# Mozilla releases Firefox 3.0.11 update as Chrome 3 explodes in Win7



## RootbeaR (Dec 9, 2006)

"While the world's most utilized alternative Windows Web browser gets a reliability tweak, Google -- never one to opt out of a good thing -- sets a Chrome speed record."
http://www.betanews.com/article/Moz...pdate-as-Chrome-3-explodes-in-Win7/1244745856


----------



## JohnWill (Oct 19, 2002)

I can't imagine why everyone gets their panties in a bunch over speed tests for browsers. I use FF mostly and IE occasionally. On any reasonable site, the screen simply flashes up instantly, so I'm at a loss as to why it's such a big deal. I'd much rather have functionality than bare bones raw speed.


----------



## RootbeaR (Dec 9, 2006)

JohnWill said:


> I can't imagine why everyone gets their panties in a bunch over speed tests for browsers. I use FF mostly and IE occasionally. On any reasonable site, the screen simply flashes up instantly, so I'm at a loss as to why it's such a big deal. I'd much rather have functionality than bare bones raw speed.

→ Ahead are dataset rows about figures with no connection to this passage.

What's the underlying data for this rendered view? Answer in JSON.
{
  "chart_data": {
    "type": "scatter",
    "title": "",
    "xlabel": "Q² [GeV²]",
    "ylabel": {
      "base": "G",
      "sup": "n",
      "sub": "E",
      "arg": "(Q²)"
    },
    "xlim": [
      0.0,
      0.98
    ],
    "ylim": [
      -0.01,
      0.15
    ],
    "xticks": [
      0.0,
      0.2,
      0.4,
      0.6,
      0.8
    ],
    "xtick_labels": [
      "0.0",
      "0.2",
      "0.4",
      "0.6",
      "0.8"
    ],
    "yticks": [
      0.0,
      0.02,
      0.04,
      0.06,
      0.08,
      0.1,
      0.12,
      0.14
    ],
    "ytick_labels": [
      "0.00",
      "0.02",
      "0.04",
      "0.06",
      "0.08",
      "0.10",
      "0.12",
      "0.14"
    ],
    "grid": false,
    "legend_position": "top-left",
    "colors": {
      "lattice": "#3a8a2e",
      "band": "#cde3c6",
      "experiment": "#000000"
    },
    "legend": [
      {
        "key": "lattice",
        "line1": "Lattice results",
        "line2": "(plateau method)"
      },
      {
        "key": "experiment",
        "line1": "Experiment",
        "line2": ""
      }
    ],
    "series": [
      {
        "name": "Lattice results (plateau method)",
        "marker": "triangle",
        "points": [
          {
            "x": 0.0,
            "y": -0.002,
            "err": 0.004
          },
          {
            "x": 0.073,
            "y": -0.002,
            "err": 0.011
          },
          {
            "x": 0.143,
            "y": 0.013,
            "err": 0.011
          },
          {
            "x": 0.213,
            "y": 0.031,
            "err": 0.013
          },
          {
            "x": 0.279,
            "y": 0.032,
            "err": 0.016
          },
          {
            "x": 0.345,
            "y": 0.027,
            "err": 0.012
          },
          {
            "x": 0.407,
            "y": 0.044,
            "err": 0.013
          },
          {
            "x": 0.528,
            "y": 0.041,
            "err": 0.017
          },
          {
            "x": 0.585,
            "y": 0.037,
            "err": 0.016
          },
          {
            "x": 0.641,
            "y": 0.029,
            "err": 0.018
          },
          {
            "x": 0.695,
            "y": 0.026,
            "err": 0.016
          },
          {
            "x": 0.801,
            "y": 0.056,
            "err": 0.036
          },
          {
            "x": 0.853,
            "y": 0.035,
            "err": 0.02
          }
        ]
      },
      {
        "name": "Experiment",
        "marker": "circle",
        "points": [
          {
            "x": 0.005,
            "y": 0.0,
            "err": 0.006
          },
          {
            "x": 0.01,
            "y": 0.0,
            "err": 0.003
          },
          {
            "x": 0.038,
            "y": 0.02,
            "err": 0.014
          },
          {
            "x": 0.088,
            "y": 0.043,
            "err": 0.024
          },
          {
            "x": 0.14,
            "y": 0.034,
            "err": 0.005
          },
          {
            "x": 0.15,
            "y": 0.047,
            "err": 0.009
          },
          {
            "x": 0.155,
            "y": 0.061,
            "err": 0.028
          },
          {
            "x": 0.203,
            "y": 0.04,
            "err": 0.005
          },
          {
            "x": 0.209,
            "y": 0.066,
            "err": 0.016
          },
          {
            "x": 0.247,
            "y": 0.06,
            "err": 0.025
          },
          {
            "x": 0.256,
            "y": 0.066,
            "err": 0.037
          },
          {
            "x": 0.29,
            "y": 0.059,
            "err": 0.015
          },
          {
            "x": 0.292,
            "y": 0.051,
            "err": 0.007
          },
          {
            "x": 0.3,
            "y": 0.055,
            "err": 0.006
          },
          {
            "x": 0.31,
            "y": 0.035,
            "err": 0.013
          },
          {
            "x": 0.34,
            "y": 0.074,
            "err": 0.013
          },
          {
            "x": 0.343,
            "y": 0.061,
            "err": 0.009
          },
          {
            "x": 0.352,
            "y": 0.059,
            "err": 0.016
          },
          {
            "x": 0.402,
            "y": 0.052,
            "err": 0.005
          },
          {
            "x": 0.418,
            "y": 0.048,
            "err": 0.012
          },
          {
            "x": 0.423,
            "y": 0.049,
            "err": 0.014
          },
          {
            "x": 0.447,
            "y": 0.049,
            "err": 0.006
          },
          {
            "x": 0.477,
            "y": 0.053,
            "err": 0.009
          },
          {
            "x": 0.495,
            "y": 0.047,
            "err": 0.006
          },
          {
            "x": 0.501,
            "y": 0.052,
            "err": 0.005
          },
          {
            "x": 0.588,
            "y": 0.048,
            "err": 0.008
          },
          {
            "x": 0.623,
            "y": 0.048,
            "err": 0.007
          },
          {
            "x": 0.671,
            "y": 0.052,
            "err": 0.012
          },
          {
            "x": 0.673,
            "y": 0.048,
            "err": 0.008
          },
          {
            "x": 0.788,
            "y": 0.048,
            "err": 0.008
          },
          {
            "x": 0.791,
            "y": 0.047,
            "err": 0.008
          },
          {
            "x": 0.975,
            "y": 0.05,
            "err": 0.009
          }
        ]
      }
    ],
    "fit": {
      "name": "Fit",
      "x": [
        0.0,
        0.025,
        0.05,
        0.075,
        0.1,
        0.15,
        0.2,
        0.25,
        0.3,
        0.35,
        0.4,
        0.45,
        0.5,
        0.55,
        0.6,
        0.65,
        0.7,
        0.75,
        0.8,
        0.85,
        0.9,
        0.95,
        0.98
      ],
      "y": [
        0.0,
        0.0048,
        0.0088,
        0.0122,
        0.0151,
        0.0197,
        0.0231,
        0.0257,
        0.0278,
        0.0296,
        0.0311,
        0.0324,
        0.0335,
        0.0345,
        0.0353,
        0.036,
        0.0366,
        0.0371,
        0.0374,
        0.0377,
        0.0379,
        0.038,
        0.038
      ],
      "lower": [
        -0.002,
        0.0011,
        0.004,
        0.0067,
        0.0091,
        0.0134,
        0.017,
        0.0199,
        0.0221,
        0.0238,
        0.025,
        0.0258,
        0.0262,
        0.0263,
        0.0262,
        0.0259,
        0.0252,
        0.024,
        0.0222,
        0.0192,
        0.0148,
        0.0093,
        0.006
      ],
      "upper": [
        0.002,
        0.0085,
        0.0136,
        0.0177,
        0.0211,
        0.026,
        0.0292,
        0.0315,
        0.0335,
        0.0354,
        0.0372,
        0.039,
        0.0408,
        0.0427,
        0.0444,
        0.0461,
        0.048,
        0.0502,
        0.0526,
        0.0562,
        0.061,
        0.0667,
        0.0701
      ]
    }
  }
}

Ditto, I haven't even tried Chrome yet as I don't see the need. Already using Firefox and Opera.

I did find it interesting the differences in the graph comparing them on 7 & Vista. Wish XP had been included.


----------



## JohnWill (Oct 19, 2002)

I have FF and IE to fall back on. I've never needed another browser, and if FF isn't fast enough on a quad-core machine, I'll be going back to stone tablets and chisels! 

I've grown addicted to the plug-ins for FF, and since Chrome still doesn't have that feature and a lot of 3rd party development, I can pass it by.


----------